CMS, prosthetists at odds

Friday, August 23, 2013

BALTIMORE – CMS officials may have wanted to get feedback on the data points for a proposed electronic clinical template, but it was clear on a recent call that stakeholders remain frustrated with the agency.

“It’s all very well and good to make this template, but there’s absolutely no accountability to the physician if they either refuse or don’t document appropriately to support what it is they are prescribing,” said Joe McTernan, director of coding and reimbursement services, education and programming for the American Orthotic and Prosthetic Association during a July 31 Open Door Forum. “All of the liability falls back on the prosthetist to ensure that documentation is in the physician files.”
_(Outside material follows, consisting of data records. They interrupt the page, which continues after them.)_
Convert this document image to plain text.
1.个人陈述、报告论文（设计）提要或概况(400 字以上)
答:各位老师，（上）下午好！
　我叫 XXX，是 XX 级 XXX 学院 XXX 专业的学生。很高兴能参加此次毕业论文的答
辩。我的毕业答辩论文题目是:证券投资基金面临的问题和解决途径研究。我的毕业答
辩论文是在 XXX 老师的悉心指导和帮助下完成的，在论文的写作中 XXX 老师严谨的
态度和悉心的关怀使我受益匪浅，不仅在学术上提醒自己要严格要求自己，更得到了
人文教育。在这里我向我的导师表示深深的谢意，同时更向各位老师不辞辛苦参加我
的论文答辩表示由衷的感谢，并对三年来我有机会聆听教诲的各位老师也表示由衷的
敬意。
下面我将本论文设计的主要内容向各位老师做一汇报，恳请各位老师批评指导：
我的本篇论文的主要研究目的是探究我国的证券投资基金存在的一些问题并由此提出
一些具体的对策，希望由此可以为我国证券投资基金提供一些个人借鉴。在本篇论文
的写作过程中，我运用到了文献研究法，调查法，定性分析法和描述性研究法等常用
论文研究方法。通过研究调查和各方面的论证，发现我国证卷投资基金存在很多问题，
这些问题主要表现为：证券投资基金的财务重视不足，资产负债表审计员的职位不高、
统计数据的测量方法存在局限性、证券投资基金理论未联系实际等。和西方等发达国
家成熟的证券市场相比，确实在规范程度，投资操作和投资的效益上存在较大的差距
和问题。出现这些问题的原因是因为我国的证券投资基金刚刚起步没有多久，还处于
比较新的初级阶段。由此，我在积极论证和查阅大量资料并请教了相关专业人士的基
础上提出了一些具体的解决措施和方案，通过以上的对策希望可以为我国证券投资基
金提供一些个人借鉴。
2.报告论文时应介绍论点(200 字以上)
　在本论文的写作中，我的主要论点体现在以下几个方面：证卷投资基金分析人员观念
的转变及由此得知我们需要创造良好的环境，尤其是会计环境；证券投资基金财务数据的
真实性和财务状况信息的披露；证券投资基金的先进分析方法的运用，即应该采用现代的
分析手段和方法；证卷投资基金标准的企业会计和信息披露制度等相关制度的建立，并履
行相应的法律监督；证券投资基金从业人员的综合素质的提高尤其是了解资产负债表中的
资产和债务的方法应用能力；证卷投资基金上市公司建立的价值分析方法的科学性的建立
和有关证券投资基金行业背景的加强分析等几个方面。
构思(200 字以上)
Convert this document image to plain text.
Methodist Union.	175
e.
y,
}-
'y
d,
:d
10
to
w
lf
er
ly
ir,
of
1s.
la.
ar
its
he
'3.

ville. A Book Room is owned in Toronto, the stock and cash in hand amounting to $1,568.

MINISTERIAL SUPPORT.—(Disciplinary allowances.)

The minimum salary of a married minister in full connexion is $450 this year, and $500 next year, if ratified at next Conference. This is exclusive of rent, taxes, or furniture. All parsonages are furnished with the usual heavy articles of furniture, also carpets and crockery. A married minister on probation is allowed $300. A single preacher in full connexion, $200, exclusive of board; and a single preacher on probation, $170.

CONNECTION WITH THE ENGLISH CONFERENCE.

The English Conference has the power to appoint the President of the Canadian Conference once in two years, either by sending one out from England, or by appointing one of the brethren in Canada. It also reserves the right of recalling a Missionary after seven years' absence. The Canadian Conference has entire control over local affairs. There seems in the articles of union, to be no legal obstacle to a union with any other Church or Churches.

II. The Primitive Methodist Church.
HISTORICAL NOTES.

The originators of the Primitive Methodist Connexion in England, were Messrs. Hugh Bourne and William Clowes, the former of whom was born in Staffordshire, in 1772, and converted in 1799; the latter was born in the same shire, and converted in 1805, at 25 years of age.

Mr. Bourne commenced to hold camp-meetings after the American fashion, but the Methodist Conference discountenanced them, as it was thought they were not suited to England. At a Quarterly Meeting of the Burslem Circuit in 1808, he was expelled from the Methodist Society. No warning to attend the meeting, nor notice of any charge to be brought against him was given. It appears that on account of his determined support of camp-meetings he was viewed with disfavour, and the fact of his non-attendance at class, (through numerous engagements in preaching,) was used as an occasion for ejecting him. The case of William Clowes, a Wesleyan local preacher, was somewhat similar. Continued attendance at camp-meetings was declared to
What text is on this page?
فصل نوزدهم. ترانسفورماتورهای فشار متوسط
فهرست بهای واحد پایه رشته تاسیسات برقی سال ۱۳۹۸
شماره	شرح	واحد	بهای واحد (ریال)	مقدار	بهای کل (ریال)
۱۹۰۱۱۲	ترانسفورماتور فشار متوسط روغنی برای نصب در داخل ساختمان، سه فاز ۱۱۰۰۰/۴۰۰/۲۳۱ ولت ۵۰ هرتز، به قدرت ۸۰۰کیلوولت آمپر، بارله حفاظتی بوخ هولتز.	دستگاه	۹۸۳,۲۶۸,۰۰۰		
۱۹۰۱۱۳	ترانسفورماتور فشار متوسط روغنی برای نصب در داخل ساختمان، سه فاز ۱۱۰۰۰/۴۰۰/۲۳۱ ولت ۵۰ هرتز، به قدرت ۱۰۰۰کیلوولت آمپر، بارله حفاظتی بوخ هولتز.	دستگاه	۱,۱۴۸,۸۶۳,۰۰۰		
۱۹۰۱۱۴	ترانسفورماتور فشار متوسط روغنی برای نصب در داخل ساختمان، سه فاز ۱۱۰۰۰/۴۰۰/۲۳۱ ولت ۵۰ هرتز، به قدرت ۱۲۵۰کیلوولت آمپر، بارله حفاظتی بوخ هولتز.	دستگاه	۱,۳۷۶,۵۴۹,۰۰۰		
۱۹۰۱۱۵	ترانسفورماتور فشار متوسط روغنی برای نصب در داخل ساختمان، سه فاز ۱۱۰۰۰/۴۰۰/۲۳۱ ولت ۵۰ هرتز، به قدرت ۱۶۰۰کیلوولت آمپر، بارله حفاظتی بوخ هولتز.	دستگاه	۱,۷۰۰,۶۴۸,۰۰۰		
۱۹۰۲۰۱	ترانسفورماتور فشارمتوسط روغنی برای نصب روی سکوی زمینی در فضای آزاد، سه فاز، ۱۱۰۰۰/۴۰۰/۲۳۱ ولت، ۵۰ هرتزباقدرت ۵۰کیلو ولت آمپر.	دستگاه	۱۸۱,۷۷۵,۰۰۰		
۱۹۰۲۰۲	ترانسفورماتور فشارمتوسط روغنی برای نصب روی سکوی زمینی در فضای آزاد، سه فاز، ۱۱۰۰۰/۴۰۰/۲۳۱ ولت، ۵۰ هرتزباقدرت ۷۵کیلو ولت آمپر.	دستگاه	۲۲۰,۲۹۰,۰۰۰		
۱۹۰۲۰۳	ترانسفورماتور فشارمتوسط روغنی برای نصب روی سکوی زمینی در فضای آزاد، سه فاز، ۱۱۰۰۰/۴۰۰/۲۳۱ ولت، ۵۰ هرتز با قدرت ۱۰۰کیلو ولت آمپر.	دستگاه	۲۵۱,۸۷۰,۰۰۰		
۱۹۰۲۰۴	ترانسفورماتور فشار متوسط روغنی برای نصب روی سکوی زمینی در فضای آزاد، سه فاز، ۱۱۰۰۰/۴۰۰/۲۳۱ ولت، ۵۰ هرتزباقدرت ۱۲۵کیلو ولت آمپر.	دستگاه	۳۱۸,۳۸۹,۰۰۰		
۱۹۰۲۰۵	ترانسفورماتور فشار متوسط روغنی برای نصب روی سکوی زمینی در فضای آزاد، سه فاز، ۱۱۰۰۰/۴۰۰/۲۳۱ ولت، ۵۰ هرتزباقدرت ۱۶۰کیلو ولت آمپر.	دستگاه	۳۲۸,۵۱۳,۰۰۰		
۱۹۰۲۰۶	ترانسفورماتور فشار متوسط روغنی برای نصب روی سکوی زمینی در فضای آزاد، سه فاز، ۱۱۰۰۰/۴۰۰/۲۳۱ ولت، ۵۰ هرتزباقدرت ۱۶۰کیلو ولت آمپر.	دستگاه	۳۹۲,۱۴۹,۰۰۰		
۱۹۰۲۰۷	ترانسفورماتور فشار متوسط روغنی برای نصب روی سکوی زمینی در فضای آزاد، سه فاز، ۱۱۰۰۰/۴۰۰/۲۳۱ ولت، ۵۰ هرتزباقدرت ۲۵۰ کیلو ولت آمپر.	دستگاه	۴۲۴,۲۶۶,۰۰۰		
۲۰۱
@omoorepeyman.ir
The template is meant to reduce high audit rates for certain lower limb prostheses—something that stakeholders welcome, they say. However, the most recent draft of the proposed template, posted July 24, contains several dozen data points that are meant to guide physicians through the required documentation.

That’s simply too much, say stakeholders.

“We need to simplify this into a system that is actually doable,” said one caller. “Otherwise, it’s going to be the kiss of death if it’s too big.”

The more data points required, the more opportunity there is for auditors to find something wrong, a problem that is already playing out, say stakeholders.

“It seems like the RACs are looking through claims point by point and if you miss a point, they deny it,” said one caller. “It’s a ‘gotcha’ situation, and that’s where a lot of the panic is coming in.”

One caller suggested CMS use prior authorizations instead of a template.

“If this could be decided in advance, Medicare saves money and we would be saved from carrying the burden that, subjectively, someone else might say, ‘I don’t know if this qualified,’” he said.